You've almost got it. Your potential function will be
$$V(r,\theta)= \sum_{n=0}^\infty A_n r^n P_n(\cos \theta)$$

and so at r=R

$$f(\theta)= \sum_{n=0}^\infty A_n R^n P_n(\cos \theta)$$

(Check out this LaTeX tutorial, or click the image to see the code)

Since the legendre polynomials are orthogonal, multiply both sides of the above equation by $$P_m (\cos \theta) \sin \theta$$ (this is important. Do you see why?) and integrate (can you tell me the limits?). So, can you take it from here?

Last edited: Sep 30, 2006
5. Sep 30, 2006

### Logarythmic

I understand why I should multiply both sides with P_m(cos theta) but not why to include sin theta. The limits should be from 0 to pi, right?

6. Sep 30, 2006

### Logarythmic

I got it now. sin(theta) is for the substitution cos(theta) = x to work out. Then I get an expression for A_m with an integral over P_m(cos theta)f(theta)sin(theta)d(theta). But then what?

7. Sep 30, 2006

### siddharth

Yes. Now, what about the other side of the equation? Remember that your aim is to get the value of $A_n$.

If you found that as an integral, then you're done! You know the solution to the potential at any point in the sphere.

Last edited: Oct 1, 2006
8. Oct 1, 2006

### Logarythmic

But the correct answer should be
$$V(r,\theta) = -\frac{u_0}{3} + \frac{4u_0}{3}(\frac{r}{R})^2P_2(\cos \theta)$$.

The given potential at R is
$$V(R,\theta) = u_o \cos(2\theta)$$.

(I'm using LaTeX!)

9. Oct 1, 2006

### siddharth

Since you know $f(\theta)$, evaluate the integral using the orthogonal property!

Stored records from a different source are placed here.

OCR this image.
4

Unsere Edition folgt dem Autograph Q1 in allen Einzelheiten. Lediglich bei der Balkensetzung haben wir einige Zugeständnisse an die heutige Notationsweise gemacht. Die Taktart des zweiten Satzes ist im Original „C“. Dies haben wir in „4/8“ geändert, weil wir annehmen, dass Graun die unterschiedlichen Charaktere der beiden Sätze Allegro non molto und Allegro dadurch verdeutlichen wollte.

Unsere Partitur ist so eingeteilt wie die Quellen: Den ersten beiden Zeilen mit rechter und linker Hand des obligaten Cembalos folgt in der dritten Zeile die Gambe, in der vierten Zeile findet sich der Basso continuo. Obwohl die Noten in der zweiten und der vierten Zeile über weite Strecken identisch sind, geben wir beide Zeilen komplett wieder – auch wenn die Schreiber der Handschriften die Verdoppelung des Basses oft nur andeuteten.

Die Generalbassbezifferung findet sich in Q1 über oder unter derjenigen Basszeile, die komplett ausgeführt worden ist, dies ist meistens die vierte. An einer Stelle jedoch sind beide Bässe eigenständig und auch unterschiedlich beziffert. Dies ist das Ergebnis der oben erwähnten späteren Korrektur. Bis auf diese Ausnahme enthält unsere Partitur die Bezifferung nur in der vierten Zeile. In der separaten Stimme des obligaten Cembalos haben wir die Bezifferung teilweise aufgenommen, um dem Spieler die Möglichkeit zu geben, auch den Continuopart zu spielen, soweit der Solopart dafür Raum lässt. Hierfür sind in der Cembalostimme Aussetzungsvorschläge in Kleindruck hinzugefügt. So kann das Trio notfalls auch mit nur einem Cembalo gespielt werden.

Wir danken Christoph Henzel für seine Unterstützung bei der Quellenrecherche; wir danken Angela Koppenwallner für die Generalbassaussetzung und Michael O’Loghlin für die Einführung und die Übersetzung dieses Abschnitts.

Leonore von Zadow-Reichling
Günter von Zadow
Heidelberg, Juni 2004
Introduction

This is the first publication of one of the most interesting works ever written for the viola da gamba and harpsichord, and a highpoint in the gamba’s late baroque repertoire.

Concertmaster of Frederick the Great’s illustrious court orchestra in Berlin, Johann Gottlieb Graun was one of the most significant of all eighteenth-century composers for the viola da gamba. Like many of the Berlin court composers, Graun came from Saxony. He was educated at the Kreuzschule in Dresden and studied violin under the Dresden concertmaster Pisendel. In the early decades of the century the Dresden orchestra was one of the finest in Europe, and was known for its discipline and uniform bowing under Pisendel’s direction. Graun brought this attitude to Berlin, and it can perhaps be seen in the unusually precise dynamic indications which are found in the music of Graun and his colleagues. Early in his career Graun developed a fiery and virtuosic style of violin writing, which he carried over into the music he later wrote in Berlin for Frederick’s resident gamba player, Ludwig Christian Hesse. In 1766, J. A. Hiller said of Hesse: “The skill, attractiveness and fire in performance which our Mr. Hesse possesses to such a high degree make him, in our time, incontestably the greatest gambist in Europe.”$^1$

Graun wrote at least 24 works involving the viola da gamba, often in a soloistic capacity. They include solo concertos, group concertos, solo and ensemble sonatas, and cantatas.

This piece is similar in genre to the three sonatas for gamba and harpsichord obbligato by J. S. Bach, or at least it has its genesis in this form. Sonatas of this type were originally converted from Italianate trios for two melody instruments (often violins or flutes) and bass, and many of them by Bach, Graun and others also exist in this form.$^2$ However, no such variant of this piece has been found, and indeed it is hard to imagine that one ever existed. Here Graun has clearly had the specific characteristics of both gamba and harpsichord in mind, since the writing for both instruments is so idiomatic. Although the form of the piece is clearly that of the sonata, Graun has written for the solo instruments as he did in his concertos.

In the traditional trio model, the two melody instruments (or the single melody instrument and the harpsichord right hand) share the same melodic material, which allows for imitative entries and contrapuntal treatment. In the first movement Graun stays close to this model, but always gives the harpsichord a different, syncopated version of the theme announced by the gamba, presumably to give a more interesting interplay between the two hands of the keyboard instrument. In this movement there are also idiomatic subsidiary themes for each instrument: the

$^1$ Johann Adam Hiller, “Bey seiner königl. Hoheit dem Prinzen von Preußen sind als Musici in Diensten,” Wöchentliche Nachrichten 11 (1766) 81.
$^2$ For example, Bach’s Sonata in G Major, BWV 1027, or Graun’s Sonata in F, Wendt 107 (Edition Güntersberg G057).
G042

Where exactly are you stuck at? Can you post that here?

10. Oct 1, 2006

### Logarythmic

I substituted $$\cos \theta = x$$ and used the orthogonal property. Then I re-substituted to get the $$\theta$$-dependence again and now my expression looks like

$$A_m = -\frac{1+2m}{2} a^\textit{-m} \int_{0}^{\pi} P_m(\cos \theta) u_0 cos(2\theta) sin \theta d\theta$$

I dunno where to go from here.

Last edited: Oct 1, 2006
11. Oct 1, 2006

### siddharth

To simplify the integral on the RHS, as I've said before, you're going to need the orthogonal property . Have you tried writing $\cos(2\theta)$ in terms of $P_2(\cos \theta)$? (Also, $1=P_0(\cos \theta)$)

12. Oct 1, 2006

### Logarythmic

Hey, I solved it! Thanks alot! This has really helped me in my understanding of Legendre polynomials.